Sunday, October 2, 2011

A recap of Day 4 and Day 5, Part 1

So glad to be home safe!

Day 4, Saturday, broke clear and downright chilly after a cold front brought a smattering of rain the night before. I biked from Angier, south of the Triangle, to Kinston, North Carolina. The route was very circuitous and I often would not pass even a small store for twenty mile stretches. The route took me near Goldsboro, but not into it. At around the 40 mile mark, badly needing a break but not seeing anywhere to stop for miles, I finally found the Mill Creek General Store, near the town of Four Oaks but not really near anything at all. They had a small restaurant of country cooking in the back and aisles well stocked with snacks and groceries. I sat in the store for a few minutes, warming up and chatting with the store clerk. I bought a brownie cooked by an older lady who ran the store restaurant, and it was delicious. When the store clerk found out how far I was biking, he gave me two more brownies free for the road! Those little exchanges with people (North Carolina has the nicest people) buoy my spirit so much and help the miles go faster.

And I needed that on Saturday. The roads I was biking on were often rough, either badly cracked or newly paved with rough, unfinished asphalt with sprays of loose gravel. This caused the bike to jar and vibrate badly, sending countless tiny shocks up into my arms, tailbone and spine. Probably not so bad normally, but my body was breaking down a little by this point. Saturday, by any counts, was the perfect day for biking. Blue skies, brisk breeze, countryside with just enough undulations to be interesting.

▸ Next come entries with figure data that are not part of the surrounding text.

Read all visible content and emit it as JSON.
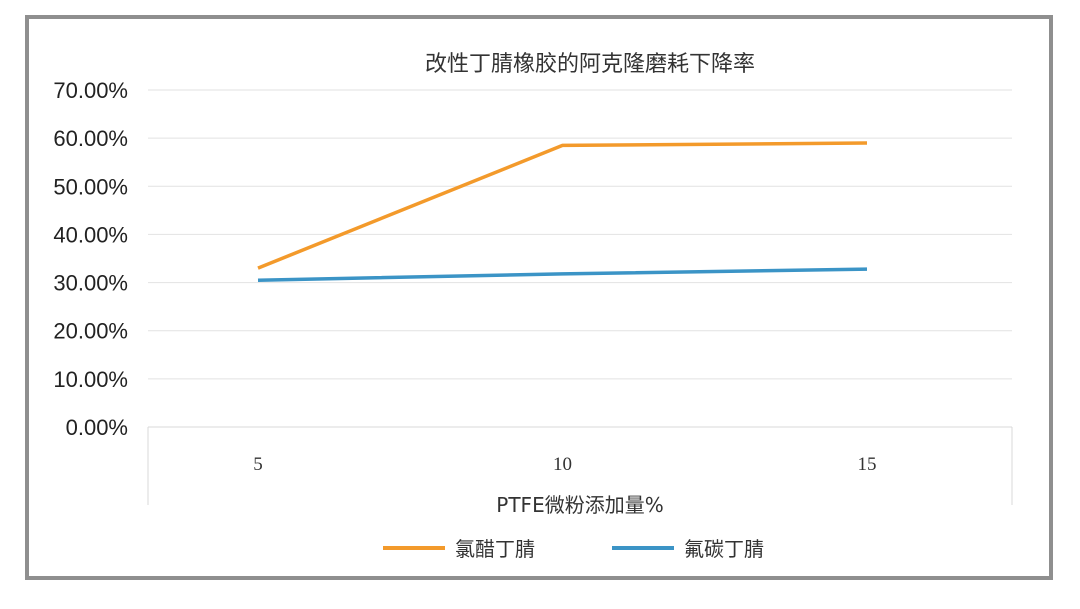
{
  "chart_data": {
    "type": "line",
    "title": "改性丁腈橡胶的阿克隆磨耗下降率",
    "xlabel": "PTFE微粉添加量%",
    "ylabel": "",
    "categories": [
      "5",
      "10",
      "15"
    ],
    "y_ticks": [
      "0.00%",
      "10.00%",
      "20.00%",
      "30.00%",
      "40.00%",
      "50.00%",
      "60.00%",
      "70.00%"
    ],
    "ylim": [
      0,
      0.7
    ],
    "grid": true,
    "legend_position": "bottom",
    "series": [
      {
        "name": "氯醋丁腈",
        "color": "#F39A2B",
        "values": [
          0.33,
          0.585,
          0.59
        ]
      },
      {
        "name": "氟碳丁腈",
        "color": "#3B94C6",
        "values": [
          0.305,
          0.318,
          0.328
        ]
      }
    ]
  }
}
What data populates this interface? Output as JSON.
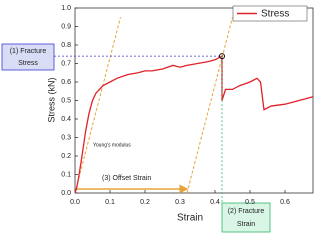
{
  "chart_data": {
    "type": "line",
    "xlabel": "Strain",
    "ylabel": "Stress (kN)",
    "xlim": [
      0,
      0.68
    ],
    "ylim": [
      0,
      1.0
    ],
    "xticks": [
      {
        "value": 0,
        "label": "0.0"
      },
      0.1,
      0.2,
      0.3,
      0.4,
      0.5,
      0.6
    ],
    "yticks": [
      {
        "value": 0,
        "label": "0.0"
      },
      0.1,
      0.2,
      0.3,
      0.4,
      0.5,
      0.6,
      0.7,
      0.8,
      0.9,
      {
        "value": 1,
        "label": "1.0"
      }
    ],
    "legend": "upper right",
    "series": [
      {
        "name": "Stress",
        "color": "#e0202a",
        "x": [
          0,
          0.005,
          0.01,
          0.02,
          0.03,
          0.04,
          0.05,
          0.06,
          0.08,
          0.1,
          0.12,
          0.15,
          0.18,
          0.2,
          0.22,
          0.25,
          0.28,
          0.3,
          0.32,
          0.35,
          0.38,
          0.4,
          0.41,
          0.42,
          0.42,
          0.43,
          0.45,
          0.47,
          0.5,
          0.52,
          0.53,
          0.54,
          0.56,
          0.6,
          0.64,
          0.68
        ],
        "values": [
          0,
          0.03,
          0.08,
          0.2,
          0.33,
          0.43,
          0.5,
          0.54,
          0.58,
          0.6,
          0.62,
          0.64,
          0.65,
          0.66,
          0.66,
          0.67,
          0.69,
          0.68,
          0.69,
          0.7,
          0.71,
          0.72,
          0.73,
          0.74,
          0.5,
          0.56,
          0.56,
          0.58,
          0.6,
          0.62,
          0.6,
          0.45,
          0.47,
          0.48,
          0.5,
          0.52
        ]
      }
    ],
    "reference_lines": [
      {
        "color": "#e8a33a",
        "x": [
          0,
          0.13
        ],
        "values": [
          0,
          0.95
        ]
      },
      {
        "color": "#e8a33a",
        "x": [
          0.32,
          0.45
        ],
        "values": [
          0,
          0.95
        ]
      }
    ],
    "annotations": {
      "fracture_stress": [
        "(1) Fracture",
        "Stress"
      ],
      "fracture_strain": [
        "(2) Fracture",
        "Strain"
      ],
      "offset_strain": "(3) Offset Strain",
      "youngs_modulus": "Young's modulus"
    }
  }
}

I was so lucky. But after over 300 miles on the road by that point, what I was noticing were the roads where every jolt sent spasming pain up my back, the few remaining hills that I struggled up and resented, and the wind that was at times strong. Don't get me wrong, it was beautiful out there, and a bend in the road and fresh vista would have me picking up the pace, happy. But I stopped at mile 60 to rest and call my husband for a morale boost, and had a small breakdown on the last few miles into Kinston. Well, ok, I started sobbing hysterically, a mix of being in pain and just emotionally overwhelmed. I crashed in bed Saturday night, too.

What's funny is that I always felt strong. Tired, but pedaling steadily all day. I trained for the endurance and strength challenges of the ride, but I think what I was missing was "saddle hours" - just cumulative experience, weeks and months and years, breaking my body in to the bike. So Day 4 was the hardest. But I knew, as I finally reached Kinston at dusk, that I was in striking distance of the coast. One more day to go.